By Kimberly Foley. CREATED Jul 16, 2014 - UPDATED: Jul 16, 2014
OMAHA, Neb. (KMTV) - Nebraska Gov. Dave Heineman continues to speak out about the federal government's silence on the border crisis.
"What do they have to hide?" asked Heineman when Action 3 News talked to him Wednesday. "Why won't they share it with us?"
Heineman made headlines this week when he said the government sent 200 undocumented children to Nebraska, but it refuses to say where they are or who they are with.
"If you're sending illegal unaccompanied children to Nebraska, don't we have a right as governor? As a mayor? As citizens?"
On Tuesday, Heineman and the Congressional delegation wrote a letter to Health and Human Services Secretary Sylvia Burwell asking for answers.
"We would like to know what is happening relative to Nebraska," he said. "We need to know the names of those individuals, who is their sponsor, what's their legal immigration status."

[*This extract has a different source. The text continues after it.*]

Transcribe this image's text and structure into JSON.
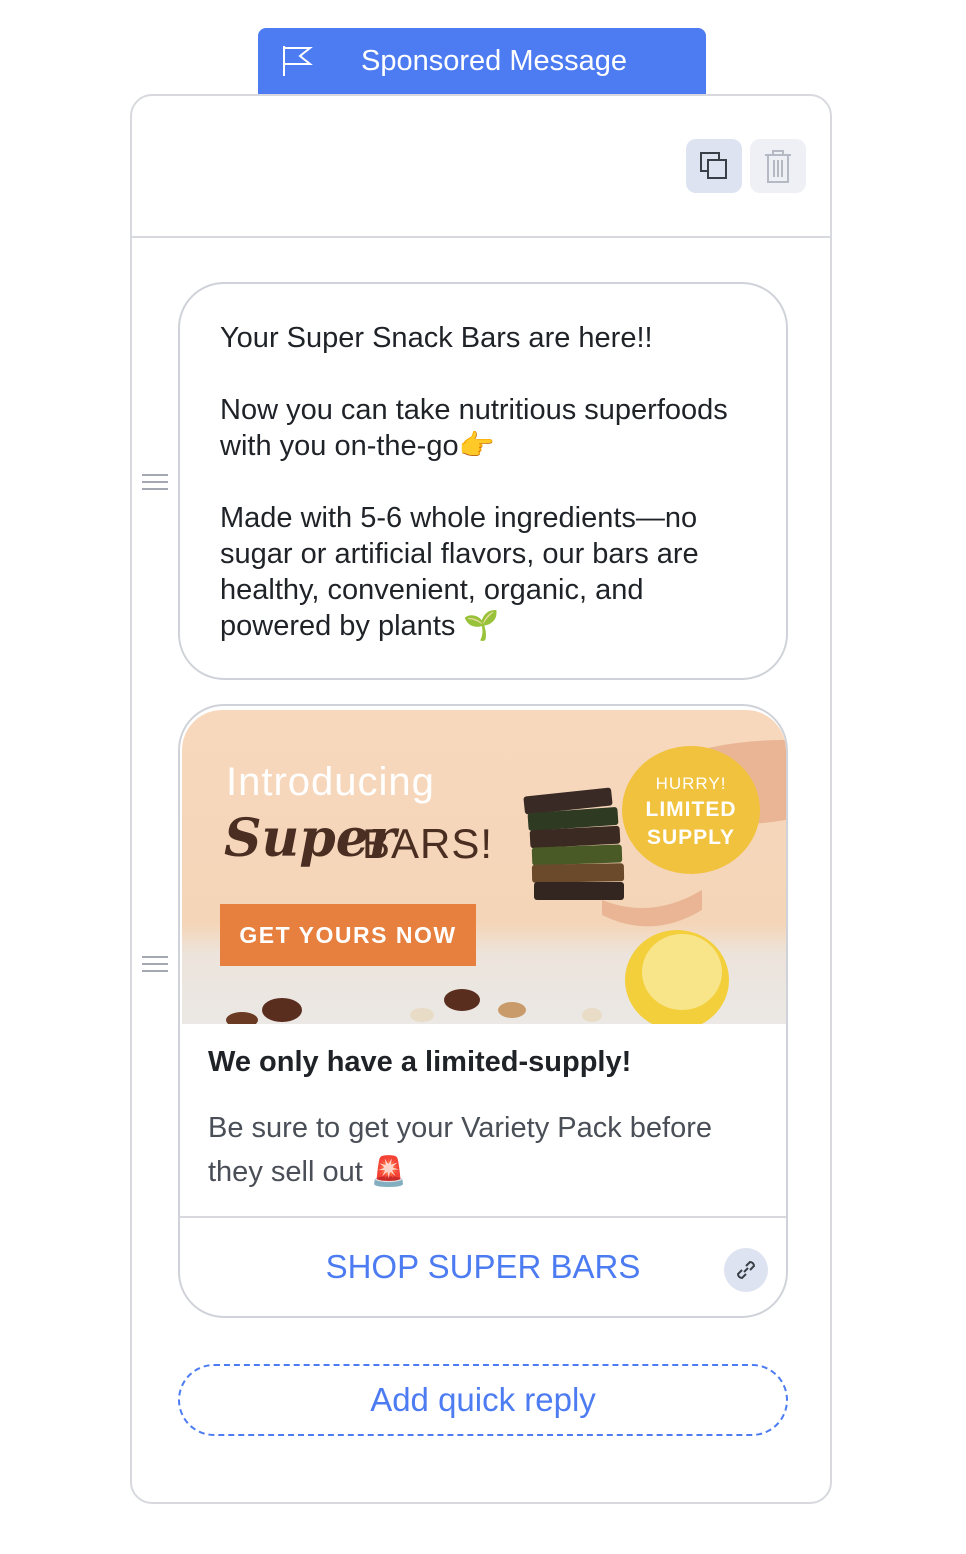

On Wednesday, Action 3 News confirmed cases for undocumented children in the U.S. are being prioritized through the court system per request by the Executive Office for Immigration Reform.

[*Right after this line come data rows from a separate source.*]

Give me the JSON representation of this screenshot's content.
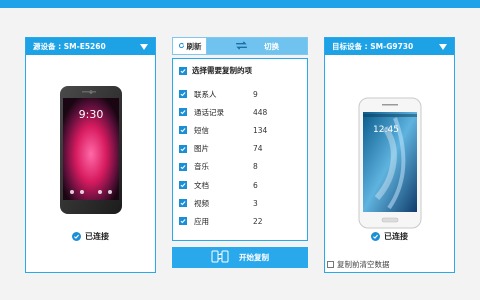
{
  "source_device": {
    "label": "源设备 : SM-E5260",
    "status": "已连接"
  },
  "target_device": {
    "label": "目标设备 : SM-G9730",
    "status": "已连接",
    "clear_label": "复制前清空数据"
  },
  "toolbar": {
    "refresh": "刷新",
    "switch": "切换"
  },
  "content_list": {
    "select_all": "选择需要复制的项",
    "items": [
      {
        "name": "联系人",
        "count": "9"
      },
      {
        "name": "通话记录",
        "count": "448"
      },
      {
        "name": "短信",
        "count": "134"
      },
      {
        "name": "图片",
        "count": "74"
      },
      {
        "name": "音乐",
        "count": "8"
      },
      {
        "name": "文档",
        "count": "6"
      },
      {
        "name": "视频",
        "count": "3"
      },
      {
        "name": "应用",
        "count": "22"
      }
    ]
  },
  "actions": {
    "start_copy": "开始复制"
  },
  "phone_right": {
    "time": "12:45"
  },
  "colors": {
    "accent": "#1ea2e6",
    "check": "#1b8fd6"
  }
}
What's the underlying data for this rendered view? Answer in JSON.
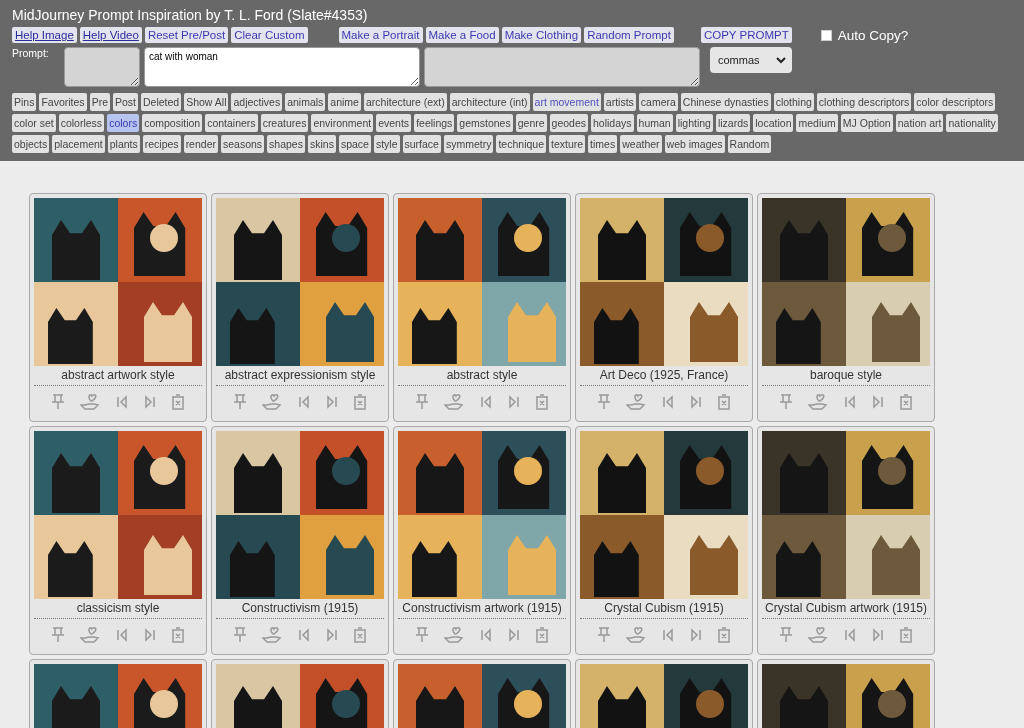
{
  "title": "MidJourney Prompt Inspiration by T. L. Ford (Slate#4353)",
  "top_buttons": [
    {
      "label": "Help Image",
      "kind": "link"
    },
    {
      "label": "Help Video",
      "kind": "link"
    },
    {
      "label": "Reset Pre/Post",
      "kind": "action"
    },
    {
      "label": "Clear Custom",
      "kind": "action"
    },
    {
      "label": "Make a Portrait",
      "kind": "make"
    },
    {
      "label": "Make a Food",
      "kind": "make"
    },
    {
      "label": "Make Clothing",
      "kind": "make"
    },
    {
      "label": "Random Prompt",
      "kind": "make"
    }
  ],
  "copy_button": "COPY PROMPT",
  "auto_copy": {
    "label": "Auto Copy?",
    "checked": false
  },
  "prompt": {
    "label": "Prompt:",
    "value": "cat with woman"
  },
  "separator": {
    "value": "commas"
  },
  "tags": [
    {
      "label": "Pins",
      "selected": false,
      "marked": false
    },
    {
      "label": "Favorites",
      "selected": false,
      "marked": false
    },
    {
      "label": "Pre",
      "selected": false,
      "marked": false
    },
    {
      "label": "Post",
      "selected": false,
      "marked": false
    },
    {
      "label": "Deleted",
      "selected": false,
      "marked": false
    },
    {
      "label": "Show All",
      "selected": false,
      "marked": false
    },
    {
      "label": "adjectives",
      "selected": false,
      "marked": false
    },
    {
      "label": "animals",
      "selected": false,
      "marked": false
    },
    {
      "label": "anime",
      "selected": false,
      "marked": false
    },
    {
      "label": "architecture (ext)",
      "selected": false,
      "marked": false
    },
    {
      "label": "architecture (int)",
      "selected": false,
      "marked": false
    },
    {
      "label": "art movement",
      "selected": false,
      "marked": true
    },
    {
      "label": "artists",
      "selected": false,
      "marked": false
    },
    {
      "label": "camera",
      "selected": false,
      "marked": false
    },
    {
      "label": "Chinese dynasties",
      "selected": false,
      "marked": false
    },
    {
      "label": "clothing",
      "selected": false,
      "marked": false
    },
    {
      "label": "clothing descriptors",
      "selected": false,
      "marked": false
    },
    {
      "label": "color descriptors",
      "selected": false,
      "marked": false
    },
    {
      "label": "color set",
      "selected": false,
      "marked": false
    },
    {
      "label": "colorless",
      "selected": false,
      "marked": false
    },
    {
      "label": "colors",
      "selected": true,
      "marked": false
    },
    {
      "label": "composition",
      "selected": false,
      "marked": false
    },
    {
      "label": "containers",
      "selected": false,
      "marked": false
    },
    {
      "label": "creatures",
      "selected": false,
      "marked": false
    },
    {
      "label": "environment",
      "selected": false,
      "marked": false
    },
    {
      "label": "events",
      "selected": false,
      "marked": false
    },
    {
      "label": "feelings",
      "selected": false,
      "marked": false
    },
    {
      "label": "gemstones",
      "selected": false,
      "marked": false
    },
    {
      "label": "genre",
      "selected": false,
      "marked": false
    },
    {
      "label": "geodes",
      "selected": false,
      "marked": false
    },
    {
      "label": "holidays",
      "selected": false,
      "marked": false
    },
    {
      "label": "human",
      "selected": false,
      "marked": false
    },
    {
      "label": "lighting",
      "selected": false,
      "marked": false
    },
    {
      "label": "lizards",
      "selected": false,
      "marked": false
    },
    {
      "label": "location",
      "selected": false,
      "marked": false
    },
    {
      "label": "medium",
      "selected": false,
      "marked": false
    },
    {
      "label": "MJ Option",
      "selected": false,
      "marked": false
    },
    {
      "label": "nation art",
      "selected": false,
      "marked": false
    },
    {
      "label": "nationality",
      "selected": false,
      "marked": false
    },
    {
      "label": "objects",
      "selected": false,
      "marked": false
    },
    {
      "label": "placement",
      "selected": false,
      "marked": false
    },
    {
      "label": "plants",
      "selected": false,
      "marked": false
    },
    {
      "label": "recipes",
      "selected": false,
      "marked": false
    },
    {
      "label": "render",
      "selected": false,
      "marked": false
    },
    {
      "label": "seasons",
      "selected": false,
      "marked": false
    },
    {
      "label": "shapes",
      "selected": false,
      "marked": false
    },
    {
      "label": "skins",
      "selected": false,
      "marked": false
    },
    {
      "label": "space",
      "selected": false,
      "marked": false
    },
    {
      "label": "style",
      "selected": false,
      "marked": false
    },
    {
      "label": "surface",
      "selected": false,
      "marked": false
    },
    {
      "label": "symmetry",
      "selected": false,
      "marked": false
    },
    {
      "label": "technique",
      "selected": false,
      "marked": false
    },
    {
      "label": "texture",
      "selected": false,
      "marked": false
    },
    {
      "label": "times",
      "selected": false,
      "marked": false
    },
    {
      "label": "weather",
      "selected": false,
      "marked": false
    },
    {
      "label": "web images",
      "selected": false,
      "marked": false
    },
    {
      "label": "Random",
      "selected": false,
      "marked": false
    }
  ],
  "cards": [
    {
      "caption": "abstract artwork style"
    },
    {
      "caption": "abstract expressionism style"
    },
    {
      "caption": "abstract style"
    },
    {
      "caption": "Art Deco (1925, France)"
    },
    {
      "caption": "baroque style"
    },
    {
      "caption": "classicism style"
    },
    {
      "caption": "Constructivism (1915)"
    },
    {
      "caption": "Constructivism artwork (1915)"
    },
    {
      "caption": "Crystal Cubism (1915)"
    },
    {
      "caption": "Crystal Cubism artwork (1915)"
    },
    {
      "kind": "picture"
    },
    {
      "kind": "picture"
    },
    {
      "kind": "picture"
    },
    {
      "kind": "picture"
    },
    {
      "kind": "picture"
    }
  ]
}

That means here in Nebraska, the 200 children who are here, won't have to wait long to see a judge.
"These juvenile cases will be heard first," said immigration attorney Amy Peck. "They have been prioritized. It still could take a while, but they're at the top of the pile."
In D.C., members of Congress are looking for a solution.
On Tuesday, Senator Mike Johanns proposed a bill requiring the government to inform states 48 hours before it transfers undocumented children to a state.
In Texas, Sen. John Cornyn (R-Texas) and Rep. Henry Cuellar (D-Texas) are proposing a bill that would remove the requirement all unaccompanied children, not from Mexico or Canada, get a hearing before deportation.
It's something Senator Deb Fischer said she is looking forward to digging in to.
"It's a bipartisan proposal with one of (Cornyn's) house members, who is a democrat," said Fischer. "They are truly seeing a heavy impact on the borders that they have."
Heineman said he has not received a response from Washington, D.C.
As far as Sen. Johanns's legislation, Congress has little time to act before their August recess.